Some disclosures in the subcommittee's May 21 interim report, probed in a hearing that day, come from unredacted versions of documents the feds scrubbed in earlier FOIA productions, one a "17-page talking points memo" with nothing "revealing," Johnson said.

"But what we did find out is that, without a doubt, the FDA, the CDC, [National Institutes of Health], they understood, they knew about the myocarditis signal," and not just because "Israeli officials had contacted them at the end of February," he told Just the News, No Noise.

"I think probably the real smoking gun is internally, as they were discussing whether or not to issue a warning on the [CDC's] Health Alert Network" in light of the myocarditis signal, officials issued a "lower level notice" that was missing proposed advice to doctors to tell myocarditis patients to "avoid strenuous exercise" for a few months, Johnson said. 

Johnson fumed that public officials "completely blow us off" despite "70-some oversight letters" on the subject, and he said the subcommittee has to rely on others going to court to get at least redacted FOIA documents so it knows what to seek unredacted.

Stayed quiet amid college mandates on students at highest vaccine risk 

While myocarditis and pericarditis have been flagged as side effects since February 2021, when college students at higher vaccine risk started getting hit with campus mandates, the risk didn't get mainstream media credibility until Shimabukuro's presentation four months later to the FDA's Vaccines and Related Biological Products Advisory Committee.

CDC research discovered that 12-24 year-olds represented more than half of myocarditis and pericarditis reports through May 31 of that year even though they only accounted for 9% of administered mRNA vaccines — nearly three times the high end of the "expected" report rate, he told advisors.

Shimabukuro also presented data that undermined CDC recommendations to get flu and COVID vaccines at the same time. His October 2023 presentation noted the Vaccine Safety Datalink's discovery of "an elevated risk" of ischemic stroke in people 65 and up who received same-day Pfizer and flu vaccines earlier that year.

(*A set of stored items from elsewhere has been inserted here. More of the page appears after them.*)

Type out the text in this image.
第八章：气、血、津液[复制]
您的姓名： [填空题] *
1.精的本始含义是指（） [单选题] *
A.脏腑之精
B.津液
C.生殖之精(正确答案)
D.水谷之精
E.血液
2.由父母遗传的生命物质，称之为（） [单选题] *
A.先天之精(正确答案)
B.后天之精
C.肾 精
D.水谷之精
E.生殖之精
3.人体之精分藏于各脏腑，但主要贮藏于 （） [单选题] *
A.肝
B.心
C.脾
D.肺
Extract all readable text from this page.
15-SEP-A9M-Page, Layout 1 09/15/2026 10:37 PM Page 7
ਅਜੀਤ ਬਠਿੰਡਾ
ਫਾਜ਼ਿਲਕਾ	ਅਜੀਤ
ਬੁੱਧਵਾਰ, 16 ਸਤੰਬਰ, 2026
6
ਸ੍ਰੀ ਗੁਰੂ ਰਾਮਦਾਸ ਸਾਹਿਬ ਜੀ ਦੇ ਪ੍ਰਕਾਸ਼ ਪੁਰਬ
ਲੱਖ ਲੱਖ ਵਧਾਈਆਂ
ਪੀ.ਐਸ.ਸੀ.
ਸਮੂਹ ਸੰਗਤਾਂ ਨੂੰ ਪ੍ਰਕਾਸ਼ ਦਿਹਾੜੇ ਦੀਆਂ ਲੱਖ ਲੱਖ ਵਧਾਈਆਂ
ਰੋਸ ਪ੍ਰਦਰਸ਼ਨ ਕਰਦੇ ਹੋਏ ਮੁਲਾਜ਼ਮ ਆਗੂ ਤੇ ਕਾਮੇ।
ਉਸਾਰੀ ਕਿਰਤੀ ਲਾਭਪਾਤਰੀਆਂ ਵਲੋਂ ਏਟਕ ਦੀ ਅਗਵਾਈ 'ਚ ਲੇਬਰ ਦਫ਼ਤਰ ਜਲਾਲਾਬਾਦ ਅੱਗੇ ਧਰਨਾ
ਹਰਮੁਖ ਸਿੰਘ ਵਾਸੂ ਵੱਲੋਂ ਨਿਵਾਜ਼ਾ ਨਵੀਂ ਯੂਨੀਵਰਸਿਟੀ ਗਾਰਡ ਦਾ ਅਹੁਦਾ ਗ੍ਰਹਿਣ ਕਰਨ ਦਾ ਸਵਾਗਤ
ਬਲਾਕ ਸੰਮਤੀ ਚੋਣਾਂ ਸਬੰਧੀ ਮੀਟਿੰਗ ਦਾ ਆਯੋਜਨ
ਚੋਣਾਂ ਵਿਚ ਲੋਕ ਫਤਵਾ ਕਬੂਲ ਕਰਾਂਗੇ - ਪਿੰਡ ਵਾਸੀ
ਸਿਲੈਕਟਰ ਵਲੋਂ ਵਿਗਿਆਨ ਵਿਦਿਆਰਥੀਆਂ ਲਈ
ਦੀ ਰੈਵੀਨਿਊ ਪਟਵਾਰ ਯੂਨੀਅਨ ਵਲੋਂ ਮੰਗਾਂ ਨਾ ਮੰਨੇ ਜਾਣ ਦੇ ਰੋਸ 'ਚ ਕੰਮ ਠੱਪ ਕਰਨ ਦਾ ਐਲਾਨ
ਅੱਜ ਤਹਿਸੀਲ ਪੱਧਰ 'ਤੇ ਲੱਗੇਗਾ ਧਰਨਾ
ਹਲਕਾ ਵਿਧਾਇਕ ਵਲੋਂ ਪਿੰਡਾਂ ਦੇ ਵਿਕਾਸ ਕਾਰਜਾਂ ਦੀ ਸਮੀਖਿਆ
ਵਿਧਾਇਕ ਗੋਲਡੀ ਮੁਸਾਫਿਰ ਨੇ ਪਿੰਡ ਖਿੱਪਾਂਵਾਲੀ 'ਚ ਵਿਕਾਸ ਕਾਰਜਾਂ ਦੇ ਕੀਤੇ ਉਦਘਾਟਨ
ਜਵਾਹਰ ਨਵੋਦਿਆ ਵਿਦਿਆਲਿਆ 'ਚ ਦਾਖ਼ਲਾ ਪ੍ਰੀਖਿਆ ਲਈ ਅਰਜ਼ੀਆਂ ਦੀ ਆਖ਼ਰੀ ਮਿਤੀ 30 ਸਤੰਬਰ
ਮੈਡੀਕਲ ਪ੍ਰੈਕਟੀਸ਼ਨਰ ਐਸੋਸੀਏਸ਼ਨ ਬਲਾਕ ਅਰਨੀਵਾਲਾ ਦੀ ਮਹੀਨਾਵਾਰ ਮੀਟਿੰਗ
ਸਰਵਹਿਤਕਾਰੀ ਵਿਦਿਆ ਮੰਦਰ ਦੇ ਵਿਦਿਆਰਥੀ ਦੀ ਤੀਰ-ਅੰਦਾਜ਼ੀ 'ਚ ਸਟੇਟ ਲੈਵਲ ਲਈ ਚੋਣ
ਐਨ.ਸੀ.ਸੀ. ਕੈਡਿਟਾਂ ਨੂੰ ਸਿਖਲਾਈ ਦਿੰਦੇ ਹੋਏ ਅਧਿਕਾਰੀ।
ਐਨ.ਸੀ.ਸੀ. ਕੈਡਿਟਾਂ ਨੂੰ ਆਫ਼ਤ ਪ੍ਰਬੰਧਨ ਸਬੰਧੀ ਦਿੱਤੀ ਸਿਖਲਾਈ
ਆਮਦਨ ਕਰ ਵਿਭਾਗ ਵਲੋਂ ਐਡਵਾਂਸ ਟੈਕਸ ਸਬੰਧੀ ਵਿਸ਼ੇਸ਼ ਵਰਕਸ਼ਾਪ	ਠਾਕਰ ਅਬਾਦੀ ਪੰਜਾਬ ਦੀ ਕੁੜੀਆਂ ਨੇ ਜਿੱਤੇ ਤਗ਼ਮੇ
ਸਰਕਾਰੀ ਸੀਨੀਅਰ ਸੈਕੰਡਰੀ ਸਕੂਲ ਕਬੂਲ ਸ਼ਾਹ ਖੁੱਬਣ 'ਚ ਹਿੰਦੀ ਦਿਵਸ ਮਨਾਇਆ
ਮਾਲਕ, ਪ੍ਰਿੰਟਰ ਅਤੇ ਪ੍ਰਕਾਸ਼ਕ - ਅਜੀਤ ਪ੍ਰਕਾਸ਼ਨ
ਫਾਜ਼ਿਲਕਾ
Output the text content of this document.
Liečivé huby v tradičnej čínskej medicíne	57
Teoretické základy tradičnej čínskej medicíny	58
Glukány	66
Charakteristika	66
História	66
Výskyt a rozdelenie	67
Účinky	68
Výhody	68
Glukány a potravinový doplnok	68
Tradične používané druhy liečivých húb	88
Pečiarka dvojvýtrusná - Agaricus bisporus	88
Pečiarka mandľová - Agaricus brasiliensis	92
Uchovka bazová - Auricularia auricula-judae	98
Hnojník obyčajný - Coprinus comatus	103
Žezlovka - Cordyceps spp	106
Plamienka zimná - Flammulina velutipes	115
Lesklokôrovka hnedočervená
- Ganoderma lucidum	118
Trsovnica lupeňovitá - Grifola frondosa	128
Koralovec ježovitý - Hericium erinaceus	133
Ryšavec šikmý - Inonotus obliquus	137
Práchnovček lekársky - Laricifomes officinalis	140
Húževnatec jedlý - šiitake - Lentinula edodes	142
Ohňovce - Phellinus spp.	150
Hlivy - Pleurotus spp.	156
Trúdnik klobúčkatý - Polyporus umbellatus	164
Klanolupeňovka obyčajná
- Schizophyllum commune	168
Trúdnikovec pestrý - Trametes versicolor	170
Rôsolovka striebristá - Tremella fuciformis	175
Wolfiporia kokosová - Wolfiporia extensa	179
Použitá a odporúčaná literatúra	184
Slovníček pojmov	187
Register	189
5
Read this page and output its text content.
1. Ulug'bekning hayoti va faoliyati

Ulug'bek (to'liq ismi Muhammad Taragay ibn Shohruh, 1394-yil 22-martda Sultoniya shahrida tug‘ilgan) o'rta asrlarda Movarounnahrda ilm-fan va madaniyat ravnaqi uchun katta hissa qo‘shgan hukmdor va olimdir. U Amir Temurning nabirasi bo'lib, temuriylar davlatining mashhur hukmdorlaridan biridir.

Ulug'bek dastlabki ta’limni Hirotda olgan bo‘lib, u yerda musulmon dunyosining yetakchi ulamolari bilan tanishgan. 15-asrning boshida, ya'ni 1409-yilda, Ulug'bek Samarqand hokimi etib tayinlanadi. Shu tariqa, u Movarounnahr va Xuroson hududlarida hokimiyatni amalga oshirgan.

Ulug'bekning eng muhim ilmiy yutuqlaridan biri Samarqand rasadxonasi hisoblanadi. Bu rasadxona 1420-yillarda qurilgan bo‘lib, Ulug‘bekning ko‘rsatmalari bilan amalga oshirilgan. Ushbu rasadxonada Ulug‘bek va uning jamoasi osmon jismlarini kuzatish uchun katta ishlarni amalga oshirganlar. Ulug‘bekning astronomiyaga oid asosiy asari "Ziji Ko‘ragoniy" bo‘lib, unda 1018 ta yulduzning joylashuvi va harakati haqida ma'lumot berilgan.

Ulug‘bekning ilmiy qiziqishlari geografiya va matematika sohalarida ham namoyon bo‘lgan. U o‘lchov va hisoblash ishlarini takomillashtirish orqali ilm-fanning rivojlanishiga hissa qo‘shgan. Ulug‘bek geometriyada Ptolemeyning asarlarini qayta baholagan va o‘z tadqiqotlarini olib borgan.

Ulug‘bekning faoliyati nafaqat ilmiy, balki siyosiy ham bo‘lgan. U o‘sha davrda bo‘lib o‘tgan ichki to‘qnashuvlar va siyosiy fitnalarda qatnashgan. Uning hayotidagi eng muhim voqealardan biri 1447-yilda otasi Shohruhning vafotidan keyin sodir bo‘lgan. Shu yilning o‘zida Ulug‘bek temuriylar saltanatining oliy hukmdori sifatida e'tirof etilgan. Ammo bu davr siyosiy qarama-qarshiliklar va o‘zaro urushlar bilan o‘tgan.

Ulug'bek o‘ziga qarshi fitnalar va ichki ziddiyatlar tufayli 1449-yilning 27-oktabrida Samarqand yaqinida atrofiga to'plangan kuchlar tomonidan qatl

Likewise, Peter Marks, then-director of the FDA's Center for Biologics Evaluation and Research, said in fall 2023 he would "probably" space out his updated COVID vaccine and flu vaccine by two weeks to "minimize the chance of interactions and minimize confusing side effects from one with another." Marks left the agency this spring.

Former Office of Vaccines Research and Review deputy director Philip Krause went even further than Marks.

He told Congress last year he didn't even get a booster and said the 1-in-5,000 rate of heart inflammation in young men gave "pause" to him and his boss Marion Gruber, also sidelined. Both objected to full approval on an accelerated timeline and then booster authorization.